To be clear about my opinion as to why this happens: I don't think this is actually about CoL or financial fairness, as you seem to espouse. IMO, it's entirely about competing with other companies for the same talent pool, and those other companies currently being either local, or also doing CoL adjustment. That's the only thing that makes sense (that it's done because everyone does it). This also neatly explains the Oakland/SF split being different than the SF/NC split.

> To play devil's advocate: someone who is in NC (or a lower cost-of-living area), if they're paid the same as someone in the Bay Area, is effectively being paid more for doing the same work.

Would you apply the same reasoning to two people both living in the Bay Area? The cost of living of different people in the same area isn’t the same. Should Google decrease your pay if your mortgage is lower than your coworkers’?

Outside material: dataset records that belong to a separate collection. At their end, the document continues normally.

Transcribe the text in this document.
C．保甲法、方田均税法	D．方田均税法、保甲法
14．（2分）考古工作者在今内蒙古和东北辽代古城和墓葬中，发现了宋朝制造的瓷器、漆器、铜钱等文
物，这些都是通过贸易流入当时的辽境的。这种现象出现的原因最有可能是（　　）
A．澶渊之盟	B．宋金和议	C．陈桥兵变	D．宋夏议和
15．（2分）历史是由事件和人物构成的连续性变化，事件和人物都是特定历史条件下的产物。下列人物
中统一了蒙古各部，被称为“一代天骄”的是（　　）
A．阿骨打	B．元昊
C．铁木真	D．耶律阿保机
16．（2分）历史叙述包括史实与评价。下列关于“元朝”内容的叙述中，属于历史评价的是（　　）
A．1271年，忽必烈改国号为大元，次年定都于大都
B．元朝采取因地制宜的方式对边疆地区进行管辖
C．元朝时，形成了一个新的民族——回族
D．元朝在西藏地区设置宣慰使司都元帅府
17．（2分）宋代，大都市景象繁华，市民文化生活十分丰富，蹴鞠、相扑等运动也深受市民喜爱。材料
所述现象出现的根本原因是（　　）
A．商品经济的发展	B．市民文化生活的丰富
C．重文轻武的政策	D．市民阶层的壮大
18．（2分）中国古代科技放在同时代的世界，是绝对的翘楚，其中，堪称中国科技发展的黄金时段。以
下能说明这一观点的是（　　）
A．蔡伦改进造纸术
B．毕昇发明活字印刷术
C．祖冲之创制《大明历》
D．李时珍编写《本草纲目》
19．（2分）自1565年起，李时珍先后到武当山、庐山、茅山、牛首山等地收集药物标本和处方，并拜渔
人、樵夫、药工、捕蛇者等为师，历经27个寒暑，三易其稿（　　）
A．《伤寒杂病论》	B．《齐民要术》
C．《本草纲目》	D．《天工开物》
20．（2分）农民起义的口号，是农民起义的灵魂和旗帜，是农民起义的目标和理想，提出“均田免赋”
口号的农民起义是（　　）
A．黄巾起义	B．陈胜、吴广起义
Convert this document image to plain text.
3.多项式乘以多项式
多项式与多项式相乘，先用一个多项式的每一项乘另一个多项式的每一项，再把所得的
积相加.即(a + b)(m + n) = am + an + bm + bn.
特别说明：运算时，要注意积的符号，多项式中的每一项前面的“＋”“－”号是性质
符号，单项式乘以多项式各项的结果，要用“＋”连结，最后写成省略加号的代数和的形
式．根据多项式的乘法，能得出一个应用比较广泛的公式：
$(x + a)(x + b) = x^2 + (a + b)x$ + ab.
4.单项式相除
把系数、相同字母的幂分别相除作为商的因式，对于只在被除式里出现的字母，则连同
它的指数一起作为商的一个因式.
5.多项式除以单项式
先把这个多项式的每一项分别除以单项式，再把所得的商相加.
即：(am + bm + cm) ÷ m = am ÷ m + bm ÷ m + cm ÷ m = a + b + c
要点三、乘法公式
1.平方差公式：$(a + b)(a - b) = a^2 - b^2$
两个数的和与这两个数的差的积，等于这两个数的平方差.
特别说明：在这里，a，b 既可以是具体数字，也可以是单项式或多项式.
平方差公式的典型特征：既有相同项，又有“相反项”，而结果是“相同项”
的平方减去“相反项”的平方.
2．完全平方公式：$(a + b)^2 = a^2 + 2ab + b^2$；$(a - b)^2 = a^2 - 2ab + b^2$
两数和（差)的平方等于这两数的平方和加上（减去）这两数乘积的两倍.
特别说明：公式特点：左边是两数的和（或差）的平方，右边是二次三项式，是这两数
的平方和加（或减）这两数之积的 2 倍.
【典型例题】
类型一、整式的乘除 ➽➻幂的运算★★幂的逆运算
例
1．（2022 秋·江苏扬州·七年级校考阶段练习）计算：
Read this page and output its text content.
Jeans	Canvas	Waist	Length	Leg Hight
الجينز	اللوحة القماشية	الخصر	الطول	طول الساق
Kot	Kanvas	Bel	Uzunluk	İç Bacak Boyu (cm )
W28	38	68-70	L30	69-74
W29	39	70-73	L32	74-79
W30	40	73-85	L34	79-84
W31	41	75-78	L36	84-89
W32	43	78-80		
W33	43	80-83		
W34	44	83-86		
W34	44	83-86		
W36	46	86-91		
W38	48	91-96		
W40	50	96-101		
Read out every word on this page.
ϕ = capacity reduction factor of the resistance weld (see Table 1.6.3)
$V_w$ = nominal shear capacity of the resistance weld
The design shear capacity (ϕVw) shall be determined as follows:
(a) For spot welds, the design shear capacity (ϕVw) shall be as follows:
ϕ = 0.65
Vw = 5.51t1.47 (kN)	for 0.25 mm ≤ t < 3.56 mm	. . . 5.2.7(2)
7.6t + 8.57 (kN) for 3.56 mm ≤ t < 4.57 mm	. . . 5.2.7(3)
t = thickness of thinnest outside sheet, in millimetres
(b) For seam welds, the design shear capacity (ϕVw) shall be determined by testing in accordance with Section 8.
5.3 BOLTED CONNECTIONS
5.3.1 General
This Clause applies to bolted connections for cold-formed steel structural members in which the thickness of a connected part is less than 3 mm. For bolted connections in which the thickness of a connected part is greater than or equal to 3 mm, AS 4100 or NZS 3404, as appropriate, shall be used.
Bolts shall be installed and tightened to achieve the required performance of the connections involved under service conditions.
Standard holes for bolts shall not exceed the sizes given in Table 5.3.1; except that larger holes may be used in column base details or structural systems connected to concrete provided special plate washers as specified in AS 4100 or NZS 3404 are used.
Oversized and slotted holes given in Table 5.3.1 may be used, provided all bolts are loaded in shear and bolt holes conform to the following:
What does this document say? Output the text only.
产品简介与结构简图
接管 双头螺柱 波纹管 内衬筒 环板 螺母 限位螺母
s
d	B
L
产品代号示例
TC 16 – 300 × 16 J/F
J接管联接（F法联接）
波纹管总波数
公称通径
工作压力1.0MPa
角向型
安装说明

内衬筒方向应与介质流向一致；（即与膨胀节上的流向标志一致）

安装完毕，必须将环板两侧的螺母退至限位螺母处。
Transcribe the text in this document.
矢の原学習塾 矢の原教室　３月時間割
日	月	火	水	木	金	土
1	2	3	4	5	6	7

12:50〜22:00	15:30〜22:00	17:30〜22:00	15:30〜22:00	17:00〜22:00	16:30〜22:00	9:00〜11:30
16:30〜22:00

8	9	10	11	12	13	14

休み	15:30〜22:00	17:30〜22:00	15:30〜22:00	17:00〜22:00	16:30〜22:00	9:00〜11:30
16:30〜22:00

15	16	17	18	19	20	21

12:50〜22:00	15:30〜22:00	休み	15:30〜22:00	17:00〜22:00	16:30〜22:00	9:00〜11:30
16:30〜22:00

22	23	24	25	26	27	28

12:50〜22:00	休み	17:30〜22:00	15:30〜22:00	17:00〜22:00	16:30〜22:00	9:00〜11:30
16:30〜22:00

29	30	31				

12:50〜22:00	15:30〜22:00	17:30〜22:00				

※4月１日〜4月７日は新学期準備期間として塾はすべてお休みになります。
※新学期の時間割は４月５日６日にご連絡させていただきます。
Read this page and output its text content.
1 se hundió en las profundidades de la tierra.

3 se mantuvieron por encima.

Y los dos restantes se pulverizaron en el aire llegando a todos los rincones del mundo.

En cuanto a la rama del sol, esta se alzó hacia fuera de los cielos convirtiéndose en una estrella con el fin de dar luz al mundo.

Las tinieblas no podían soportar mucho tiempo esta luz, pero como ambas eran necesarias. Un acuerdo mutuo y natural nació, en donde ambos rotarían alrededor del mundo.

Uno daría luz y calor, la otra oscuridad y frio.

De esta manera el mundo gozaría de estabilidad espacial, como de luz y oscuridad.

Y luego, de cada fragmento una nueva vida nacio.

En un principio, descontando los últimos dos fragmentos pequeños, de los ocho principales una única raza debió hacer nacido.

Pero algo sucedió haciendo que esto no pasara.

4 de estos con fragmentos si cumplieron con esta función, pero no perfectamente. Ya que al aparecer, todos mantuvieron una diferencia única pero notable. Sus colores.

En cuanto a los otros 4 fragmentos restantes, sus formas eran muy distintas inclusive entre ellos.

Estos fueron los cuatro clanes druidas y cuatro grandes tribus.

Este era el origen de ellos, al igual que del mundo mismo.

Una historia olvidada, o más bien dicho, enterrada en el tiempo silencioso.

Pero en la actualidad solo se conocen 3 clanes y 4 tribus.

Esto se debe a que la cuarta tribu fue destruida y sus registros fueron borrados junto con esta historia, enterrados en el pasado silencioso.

> To play devil's advocate: someone who is in NC (or a lower cost-of-living area), if they're paid the same as someone in the Bay Area, is effectively being paid more for doing the same work.

"Erratum: Utility Monster Georg, who derives trillions of utilons from every dollar paid and accounts for 99.999% of our compensation expenses, was an outlier and should not have been included in our HR planning."

this is killing me, is this is reference to a webcomic? maybe xkcd or smbc?
The fact that not all remote workers live in low cost of living areas implies that there is some additional value to living in SF vs NC.

Thus the workers in SF aren't being paid less, but choose to spend the pay on the bay area lifestyle

Well, there's some stickiness to locations. Partners, children in school, social networks/family, even just liking the area (which I can see in the case of the Bay Area versus many LCOL areas notwithstanding the cost).

I live in a moderately HCOL area--although not in a particularly expensive part of it--and have no desire to move for essentially a one-time moderate windfall.

If enough people "just like the area" then the HCOL has priced in that fact.

I'm in a HCOL area because my in-laws are no longer fully independent, so I get that this isn't everything, but I would suggest that a lot of bay area residents are there because they either like the area directly, or like the opportunities living there affords, in which case the HCOL is justified.

It all depends on how specific one sees the statement of "paying for value created". One could also argue as follows:

If an employer wants the work done _from and in location X_, the location is part of the value created. If they want employees to work in location X, then they will have to pay according to location. If employees decide by themselves, that they want to relocate, assuming that remote working is possible, or that the employer has offices in the new location, then that is their own decision, with all the consequences, including getting more or less out of their wages in the end.

But it isn't based on Cost of Living.

Somebody working in Raleigh-Durham is paid considerably lower than somebody working in "Remote-NC." In fact, the Raleigh-Durham office currently pays the least of any location in the US because their equity calculations are also affected.